Travel Hacking Toolkit – Points search and trip planning with AI

This toolkit facilitates AI-powered travel hacking by integrating with LLM platforms like OpenCode and Claude Code. It utilizes MCP servers for real-time data from services such as Skiplagged and Trivago, alongside markdown-based "skills" that define API interactions for services like Seats.aero and AwardWallet. The AI assists users in optimizing travel bookings by searching award availability, comparing cash prices, and checking loyalty balances to determine the best points-versus-cash strategy.

Find out if your SaaS is underpriced in 10 minutes

Right Suite is an AI-powered platform comprising seven tools designed to validate go-to-market decisions, including pricing, messaging, audience, and ad creative. It leverages an AI simulation engine to generate synthetic buyer interactions, providing rapid, structured feedback and actionable recommendations. This approach significantly shortens the GTM feedback loop, enabling founders and growth teams to optimize strategies in minutes rather than weeks.

OpenUMA – bring Apple-style unified memory to x86 AI inference (Rust, Linux)

OpenUMA is a Rust middleware that optimizes AI and LLM inference on shared memory hardware like AMD APUs and Intel iGPUs. It automatically detects hardware, intelligently partitions memory between iGPU and CPU, and utilizes zero-copy DMA-BUF for efficient data transfers. By generating optimal configurations for engines such as llama.cpp, Ollama, and KTransformers, OpenUMA significantly enhances performance by strategically allocating components like attention layers to the iGPU and leveraging unified memory for the KV cache.

agenteval – static analysis for AI coding instruction file

agenteval is a linter, benchmarker, and CI gate for AI coding instructions, designed for a technical audience working with LLMs.

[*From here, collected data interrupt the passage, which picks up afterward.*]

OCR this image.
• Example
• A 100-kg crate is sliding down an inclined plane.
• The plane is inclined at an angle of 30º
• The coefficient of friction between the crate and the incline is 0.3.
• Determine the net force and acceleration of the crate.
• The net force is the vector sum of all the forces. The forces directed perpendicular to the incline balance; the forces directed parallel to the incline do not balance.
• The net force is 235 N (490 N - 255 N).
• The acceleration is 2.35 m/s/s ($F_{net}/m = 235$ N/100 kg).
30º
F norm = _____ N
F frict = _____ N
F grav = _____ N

It helps validate and measure the effectiveness of instruction files (e.g., CLAUDE.md, AGENTS.md) by catching static quality issues, building performance benchmarks from git history, running agent evaluations, comparing results, and preventing regressions in CI. The tool supports various instruction formats and operates as a self-contained binary.

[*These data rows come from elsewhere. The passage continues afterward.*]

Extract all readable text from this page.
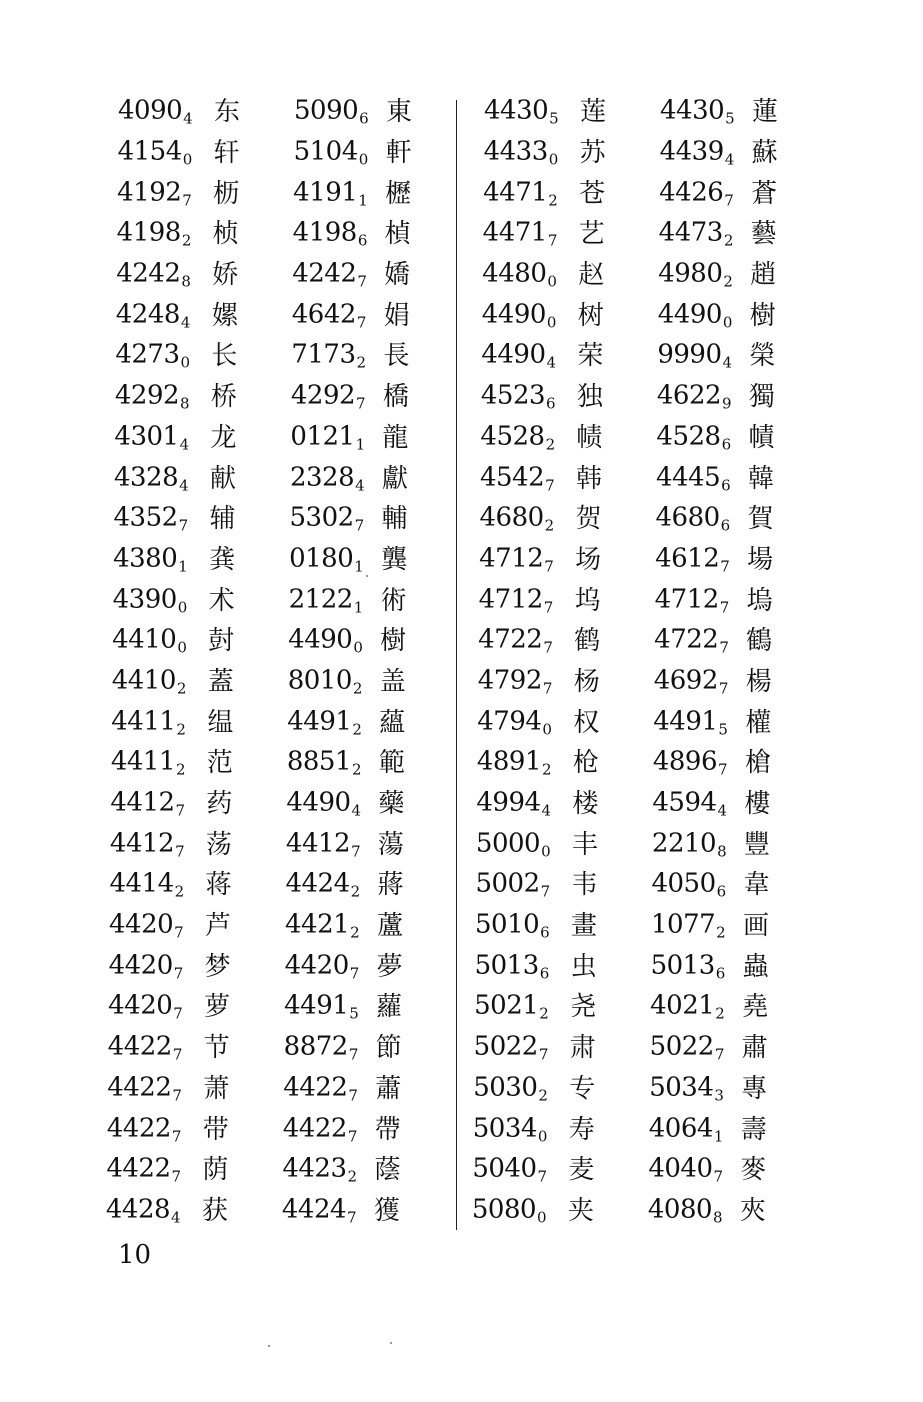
$4090_4$ 东 $5090_6$ 東
$4154_0$ 轩 $5104_0$ 軒
$4192_7$ 枥 $4191_1$ 櫪
$4198_2$ 桢 $4198_6$ 楨
$4242_8$ 娇 $4242_7$ 嬌
$4248_4$ 嫘 $4642_7$ 娟
$4273_0$ 长 $7173_2$ 長
$4292_8$ 桥 $4292_7$ 橋
$4301_4$ 龙 $0121_1$ 龍
$4328_4$ 献 $2328_4$ 獻
$4352_7$ 辅 $5302_7$ 輔
$4380_1$ 龚 $0180_1$ 龔
$4390_0$ 术 $2122_1$ 術
$4410_0$ 尌 $4490_0$ 樹
$4410_2$ 蓋 $8010_2$ 盖
$4411_2$ 缊 $4491_2$ 蘊
$4411_2$ 范 $8851_2$ 範
$4412_7$ 药 $4490_4$ 藥
$4412_7$ 荡 $4412_7$ 蕩
$4414_2$ 蒋 $4424_2$ 蔣
$4420_7$ 芦 $4421_2$ 蘆
$4420_7$ 梦 $4420_7$ 夢
$4420_7$ 萝 $4491_5$ 蘿
$4422_7$ 节 $8872_7$ 節
$4422_7$ 萧 $4422_7$ 蕭
$4422_7$ 带 $4422_7$ 帶
$4422_7$ 荫 $4423_2$ 蔭
$4428_4$ 获 $4424_7$ 獲
$4430_5$ 莲 $4430_5$ 蓮
$4433_0$ 苏 $4439_4$ 蘇
$4471_2$ 苍 $4426_7$ 蒼
$4471_7$ 艺 $4473_2$ 藝
$4480_0$ 赵 $4980_2$ 趙
$4490_0$ 树 $4490_0$ 樹
$4490_4$ 荣 $9990_4$ 榮
$4523_6$ 独 $4622_9$ 獨
$4528_2$ 帻 $4528_6$ 幘
$4542_7$ 韩 $4445_6$ 韓
$4680_2$ 贺 $4680_6$ 賀
$4712_7$ 场 $4612_7$ 場
$4712_7$ 坞 $4712_7$ 塢
$4722_7$ 鹤 $4722_7$ 鶴
$4792_7$ 杨 $4692_7$ 楊
$4794_0$ 权 $4491_5$ 權
$4891_2$ 枪 $4896_7$ 槍
$4994_4$ 楼 $4594_4$ 樓
$5000_0$ 丰 $2210_8$ 豐
$5002_7$ 韦 $4050_6$ 韋
$5010_6$ 畫 $1077_2$ 画
$5013_6$ 虫 $5013_6$ 蟲
$5021_2$ 尧 $4021_2$ 堯
$5022_7$ 肃 $5022_7$ 肅
$5030_2$ 专 $5034_3$ 專
$5034_0$ 寿 $4064_1$ 壽
$5040_7$ 麦 $4040_7$ 麥
$5080_0$ 夹 $4080_8$ 夾
10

Mold – local AI image generation CLI (FLUX, SDXL, SD1.5, 8 families)

Mold is a Rust-based CLI tool enabling local, GPU-accelerated text-to-image generation without Python or cloud dependencies, supporting NVIDIA (CUDA) and Apple Silicon (Metal). Built on candle for pure Rust ML, it offers features like txt2img, img2img, LoRA, ControlNet, and prompt expansion using a local LLM. It supports diverse model families including FLUX, SDXL, and SD3, and provides a REST API, Discord bot, and TUI for flexible interaction and deployment.

    Switzerland's RISC-V initiative boosts ML/LLM training efficiency 100-fold, research shows LLMs encode decisions before reasoning, and Mold brings local, GPU-accelerated AI image generation without Python or cloud.